Rounding can also matter. The calculator presents values in a simple two-decimal format, which is appropriate for many currencies and everyday estimates. However, some accounting systems round at the line level, some at the invoice level, and some follow jurisdiction-specific rules. That means a small difference can occasionally appear between this calculator and a formal invoicing or bookkeeping platform.
Most importantly, this page is an arithmetic aid, not legal or tax advice. VAT rules can vary by country, by product category, by customer type, and by whether a sale is domestic or cross-border.
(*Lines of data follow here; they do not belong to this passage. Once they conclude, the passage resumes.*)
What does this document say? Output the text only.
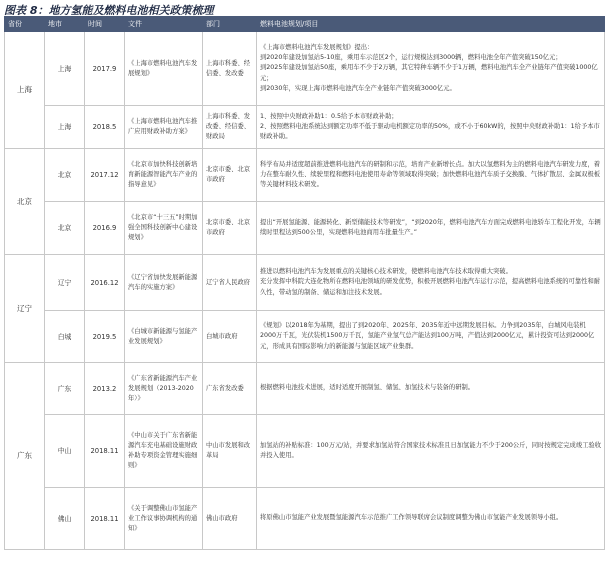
图表 8：地方氢能及燃料电池相关政策梳理
省份	地市	时间	文件	部门	燃料电池规划/项目
上海	上海	2017.9	《上海市燃料电池汽车发展规划》	上海市科委、经信委、发改委	《上海市燃料电池汽车发展规划》提出：
到2020年建设加氢站5-10座，乘用车示范区2个，运行规模达到3000辆，燃料电池全年产值突破150亿元；
到2025年建设加氢站50座，乘用车不少于2万辆，其它特种车辆不少于1万辆，燃料电池汽车全产业链年产值突破1000亿元；
到2030年，实现上海市燃料电池汽车全产业链年产值突破3000亿元。
	上海	2018.5	《上海市燃料电池汽车推广应用财政补助方案》	上海市科委、发改委、经信委、财政局	1、按照中央财政补助1：0.5给予本市财政补助；
2、按照燃料电池系统达到额定功率不低于驱动电机额定功率的50%，或不小于60kW的，按照中央财政补助1：1给予本市财政补助。
北京	北京	2017.12	《北京市加快科技创新培育新能源智能汽车产业的指导意见》	北京市委、北京市政府	科学布局并适度超前推进燃料电池汽车的研制和示范，培育产业新增长点。加大以氢燃料为主的燃料电池汽车研发力度，着力在整车耐久性、续驶里程和燃料电池使用寿命等领域取得突破；加快燃料电池汽车质子交换膜、气体扩散层、金属双极板等关键材料技术研发。
	北京	2016.9	《北京市“十三五”时期加强全国科技创新中心建设规划》	北京市委、北京市政府	提出“开展氢能源、能源转化、新型储能技术等研发”，“到2020年，燃料电池汽车方面完成燃料电池轿车工程化开发，车辆续时里程达到500公里，实现燃料电池商用车批量生产。”
辽宁	辽宁	2016.12	《辽宁省加快发展新能源汽车的实施方案》	辽宁省人民政府	推进以燃料电池汽车为发展重点的关键核心技术研发，使燃料电池汽车技术取得重大突破。
充分发挥中科院大连化物所在燃料电池领域的研发优势，积极开展燃料电池汽车运行示范，提高燃料电池系统的可靠性和耐久性，带动氢的制备、储运和加注技术发展。
	白城	2019.5	《白城市新能源与氢能产业发展规划》	白城市政府	《规划》以2018年为基期，提出了到2020年、2025年、2035年近中远期发展目标。力争到2035年，白城风电装机2000万千瓦，光伏装机1500万千瓦，氢能产业氢气总产能达到100万吨，产值达到2000亿元，累计投资可达到2000亿元，形成具有国际影响力的新能源与氢能区域产业集群。
广东	广东	2013.2	《广东省新能源汽车产业发展规划（2013-2020年）》	广东省发改委	根据燃料电池技术进展，适时适度开展制氢、储氢、加氢技术与装备的研制。
	中山	2018.11	《中山市关于广东省新能源汽车充电基础设施财政补助专项资金管理实施细则》	中山市发展和改革局	加氢站的补贴标准：100万元/站，并要求加氢站符合国家技术标准且日加氢能力不少于200公斤，同时按规定完成竣工验收并投入使用。
	佛山	2018.11	《关于调整佛山市氢能产业工作议事协调机构的通知》	佛山市政府	将原佛山市氢能产业发展暨氢能源汽车示范推广工作领导联席会议制度调整为佛山市氢能产业发展领导小组。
For unusual transactions or compliance decisions, you should rely on official guidance or a qualified adviser.
Frequently asked questions
Can I use any currency? Yes. The formulas are percentage-based, so the calculator works with any currency as long as you stay consistent within a calculation.
Which VAT rate should I enter? Enter the rate that applies to your transaction. If you are unsure, check official tax guidance or ask an accountant rather than guessing.
Can it handle multiple VAT rates on one invoice? Not in a single calculation. Run separate calculations for each rate and then add the figures together.
Will it always match accounting software exactly? Usually it will match in simple cases, but small differences can appear because of different rounding methods.
Is it suitable for filing VAT returns? It can help you understand and verify figures, but it is not a filing system and does not store records or submit returns.
VAT Dash mini-game
Want a quick break while staying on theme? This optional mini-game turns VAT math into a fast sorting challenge. Drag or move the basket at the bottom to catch the correct falling tiles. Catch NET and VAT tiles, but only when they match the target mode shown in the HUD. In Add rounds, you are building a total from a net price, so catching NET and VAT is good while avoiding TOTAL bonus traps. In Remove rounds, you are unpacking a tax-inclusive total, so catching TOTAL and VAT is the winning combo. The pace increases as your streak grows, making it a fun way to reinforce the difference between adding and removing VAT.